El relato del evangelio también se enmarca en una discusión sobre la pureza (7:1–23), donde Jesús desafía las nociones tradicionales, declarando todos los alimentos puros. Esto prepara el camino para la apertura del ministerio de Jesús a los gentiles, como se evidencia en el episodio con la sirofenicia y luego en la sanación del hombre sordo en la Decápolis que se nos relata en el texto para hoy. Justamente en la segunda parte del texto de hoy, a Jesús le presentan un hombre sordo, que tampoco puede hablar. Sus acompañantes piden que Jesús lo sane. La respuesta de Jesús es inmediata; no titubea, no explica sus prioridades, sino que lo aparta del grupo y lo sana. En contraste con la expulsión del espíritu impuro realizado a la distancia, aquí Jesús cura de manera cercana, vívida y corporal: mete sus dedos en los oídos del hombre y le pone su saliva sobre la lengua. Las diferencias marcadas entre el encuentro de Jesús con la sirofenicia y la curación del hombre sordo evidencian la importancia de la intervención de la mujer sirofenicia. Ella abre camino y logra una ruptura radical en la comprensión del alcance del anuncio del reinado de Dios y la inclusión de los gentiles en la nueva familia que Jesús construye.
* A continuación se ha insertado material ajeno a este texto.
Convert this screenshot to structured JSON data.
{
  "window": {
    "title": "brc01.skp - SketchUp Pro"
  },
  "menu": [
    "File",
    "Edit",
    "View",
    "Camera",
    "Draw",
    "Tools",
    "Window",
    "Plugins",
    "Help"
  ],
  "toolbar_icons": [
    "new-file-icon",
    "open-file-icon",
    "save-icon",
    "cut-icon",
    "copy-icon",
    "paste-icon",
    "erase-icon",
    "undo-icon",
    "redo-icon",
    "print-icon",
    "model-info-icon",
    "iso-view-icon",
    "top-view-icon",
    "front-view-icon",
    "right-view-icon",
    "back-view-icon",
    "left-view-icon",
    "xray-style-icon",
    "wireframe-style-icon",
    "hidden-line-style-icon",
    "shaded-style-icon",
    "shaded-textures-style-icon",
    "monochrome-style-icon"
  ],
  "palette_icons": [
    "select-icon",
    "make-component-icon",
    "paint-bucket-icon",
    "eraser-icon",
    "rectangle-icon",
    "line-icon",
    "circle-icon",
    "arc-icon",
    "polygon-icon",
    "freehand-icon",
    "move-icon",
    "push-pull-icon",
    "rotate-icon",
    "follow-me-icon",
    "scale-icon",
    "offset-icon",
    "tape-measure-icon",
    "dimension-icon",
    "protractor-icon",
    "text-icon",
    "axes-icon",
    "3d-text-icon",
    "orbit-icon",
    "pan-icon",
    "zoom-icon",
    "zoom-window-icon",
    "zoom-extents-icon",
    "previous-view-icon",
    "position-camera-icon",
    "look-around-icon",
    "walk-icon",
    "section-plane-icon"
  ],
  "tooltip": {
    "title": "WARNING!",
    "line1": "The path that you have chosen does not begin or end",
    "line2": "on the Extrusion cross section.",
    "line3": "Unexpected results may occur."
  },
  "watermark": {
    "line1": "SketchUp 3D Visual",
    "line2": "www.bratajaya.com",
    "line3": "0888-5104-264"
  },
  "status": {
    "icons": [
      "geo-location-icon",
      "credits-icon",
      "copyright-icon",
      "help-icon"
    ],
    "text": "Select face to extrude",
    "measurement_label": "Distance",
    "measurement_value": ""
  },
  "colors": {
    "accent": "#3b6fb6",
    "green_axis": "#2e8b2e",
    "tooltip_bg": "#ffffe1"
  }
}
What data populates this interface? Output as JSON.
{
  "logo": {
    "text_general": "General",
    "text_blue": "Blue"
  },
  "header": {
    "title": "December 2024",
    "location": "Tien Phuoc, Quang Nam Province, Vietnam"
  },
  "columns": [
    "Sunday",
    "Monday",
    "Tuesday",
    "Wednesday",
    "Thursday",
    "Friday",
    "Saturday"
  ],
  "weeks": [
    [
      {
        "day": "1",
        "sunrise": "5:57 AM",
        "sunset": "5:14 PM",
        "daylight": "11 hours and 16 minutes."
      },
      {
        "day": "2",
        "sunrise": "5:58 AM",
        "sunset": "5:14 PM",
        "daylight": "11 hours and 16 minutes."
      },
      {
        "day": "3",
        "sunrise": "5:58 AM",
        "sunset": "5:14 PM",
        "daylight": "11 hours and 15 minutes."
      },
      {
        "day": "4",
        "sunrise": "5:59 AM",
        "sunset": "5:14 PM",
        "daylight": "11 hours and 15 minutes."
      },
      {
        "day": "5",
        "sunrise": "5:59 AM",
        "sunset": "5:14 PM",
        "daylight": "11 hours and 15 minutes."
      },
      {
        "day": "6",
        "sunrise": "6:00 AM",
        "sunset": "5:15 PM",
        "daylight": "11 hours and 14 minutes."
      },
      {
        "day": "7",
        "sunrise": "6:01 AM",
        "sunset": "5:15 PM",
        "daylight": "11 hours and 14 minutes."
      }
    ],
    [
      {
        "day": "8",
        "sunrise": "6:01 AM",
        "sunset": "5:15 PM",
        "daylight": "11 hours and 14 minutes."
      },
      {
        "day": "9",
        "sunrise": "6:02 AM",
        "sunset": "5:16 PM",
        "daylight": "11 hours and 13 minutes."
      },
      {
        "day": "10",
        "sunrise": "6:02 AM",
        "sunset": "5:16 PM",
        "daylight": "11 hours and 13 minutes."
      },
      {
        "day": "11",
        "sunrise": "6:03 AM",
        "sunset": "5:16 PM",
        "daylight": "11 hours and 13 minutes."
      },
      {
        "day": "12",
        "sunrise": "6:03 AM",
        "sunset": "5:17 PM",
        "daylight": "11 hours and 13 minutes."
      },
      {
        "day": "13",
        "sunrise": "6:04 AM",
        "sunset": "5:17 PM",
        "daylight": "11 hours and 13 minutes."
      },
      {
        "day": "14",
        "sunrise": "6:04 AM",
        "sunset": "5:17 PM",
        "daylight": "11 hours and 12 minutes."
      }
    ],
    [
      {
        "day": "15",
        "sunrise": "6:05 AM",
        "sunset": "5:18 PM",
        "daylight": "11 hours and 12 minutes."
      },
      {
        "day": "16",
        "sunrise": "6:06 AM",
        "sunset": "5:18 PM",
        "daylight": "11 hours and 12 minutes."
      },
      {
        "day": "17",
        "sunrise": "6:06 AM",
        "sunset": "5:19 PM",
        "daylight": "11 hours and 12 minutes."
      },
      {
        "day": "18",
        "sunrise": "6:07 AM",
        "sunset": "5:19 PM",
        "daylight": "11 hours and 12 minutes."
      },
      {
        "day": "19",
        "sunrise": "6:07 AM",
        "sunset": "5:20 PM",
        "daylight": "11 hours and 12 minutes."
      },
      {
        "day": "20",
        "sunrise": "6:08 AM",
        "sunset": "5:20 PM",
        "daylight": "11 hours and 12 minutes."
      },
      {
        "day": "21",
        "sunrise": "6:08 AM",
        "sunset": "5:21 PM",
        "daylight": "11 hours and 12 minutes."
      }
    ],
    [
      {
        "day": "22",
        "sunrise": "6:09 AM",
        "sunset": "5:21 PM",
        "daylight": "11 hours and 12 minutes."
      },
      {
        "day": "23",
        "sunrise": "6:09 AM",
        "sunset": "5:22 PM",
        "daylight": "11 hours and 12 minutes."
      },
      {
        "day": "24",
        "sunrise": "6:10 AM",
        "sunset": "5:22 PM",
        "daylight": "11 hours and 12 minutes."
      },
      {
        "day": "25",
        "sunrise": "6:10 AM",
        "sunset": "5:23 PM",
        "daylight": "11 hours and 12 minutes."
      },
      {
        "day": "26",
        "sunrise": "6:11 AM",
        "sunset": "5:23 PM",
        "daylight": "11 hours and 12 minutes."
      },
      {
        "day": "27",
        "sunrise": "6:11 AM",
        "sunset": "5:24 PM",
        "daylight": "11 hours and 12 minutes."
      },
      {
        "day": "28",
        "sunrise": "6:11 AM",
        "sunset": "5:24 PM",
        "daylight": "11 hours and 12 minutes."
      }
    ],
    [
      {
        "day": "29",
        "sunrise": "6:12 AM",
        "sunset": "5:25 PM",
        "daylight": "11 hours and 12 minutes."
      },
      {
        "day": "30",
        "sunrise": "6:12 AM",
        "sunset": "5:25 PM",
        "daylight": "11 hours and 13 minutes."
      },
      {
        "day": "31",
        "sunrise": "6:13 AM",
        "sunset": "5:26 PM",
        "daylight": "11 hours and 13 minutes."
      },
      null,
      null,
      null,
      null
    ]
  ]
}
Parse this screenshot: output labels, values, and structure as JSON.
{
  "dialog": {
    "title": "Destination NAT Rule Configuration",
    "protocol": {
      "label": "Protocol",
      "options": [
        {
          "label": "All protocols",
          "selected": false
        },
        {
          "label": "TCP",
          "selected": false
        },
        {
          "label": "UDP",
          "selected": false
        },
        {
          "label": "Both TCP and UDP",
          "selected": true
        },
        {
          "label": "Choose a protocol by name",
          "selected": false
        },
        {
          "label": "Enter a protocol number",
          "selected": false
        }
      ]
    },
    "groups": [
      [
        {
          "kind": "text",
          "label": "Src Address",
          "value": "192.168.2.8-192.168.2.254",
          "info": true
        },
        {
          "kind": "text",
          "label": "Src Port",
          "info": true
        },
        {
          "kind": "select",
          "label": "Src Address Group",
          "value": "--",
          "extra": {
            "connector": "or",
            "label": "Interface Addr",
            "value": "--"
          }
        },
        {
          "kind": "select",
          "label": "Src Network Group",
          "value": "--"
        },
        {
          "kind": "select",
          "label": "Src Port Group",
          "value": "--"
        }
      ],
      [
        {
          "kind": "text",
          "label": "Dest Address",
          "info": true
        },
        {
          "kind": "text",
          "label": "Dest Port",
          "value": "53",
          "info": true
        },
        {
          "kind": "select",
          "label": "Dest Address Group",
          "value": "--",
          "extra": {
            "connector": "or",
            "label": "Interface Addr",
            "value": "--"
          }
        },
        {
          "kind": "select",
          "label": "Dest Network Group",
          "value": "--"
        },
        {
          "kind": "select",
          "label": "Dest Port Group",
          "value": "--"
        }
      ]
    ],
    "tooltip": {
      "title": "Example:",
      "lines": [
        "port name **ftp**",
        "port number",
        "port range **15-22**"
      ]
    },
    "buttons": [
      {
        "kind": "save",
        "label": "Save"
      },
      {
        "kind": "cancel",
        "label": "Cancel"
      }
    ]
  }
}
El encuentro entre Jesús y la sirofenicia representa una transgresión de fronteras. Ella es griega y gentil, mientras que Jesús es judío; ella es mujer, él hombre; ella es de Tiro, región que domina económicamente a Galilea, él es un predicador itinerante; ella es impura, él no. La liberación de la niña requiere que dejen su zona de “confort,” las presuposiciones y verdades que han limitado sus posibilidades de entrar al mundo del otro y la otra, de hacer de ese mundo parte del propio, de sentir los dolores y alegrías de la otra persona. Ambos se atreven—primero la mujer, luego Jesús—a derrumbar la frontera a favor de la necesidad de la niña y, como vemos en el relato del hombre mudo, en favor de gentiles que también buscan y necesitan a Jesús.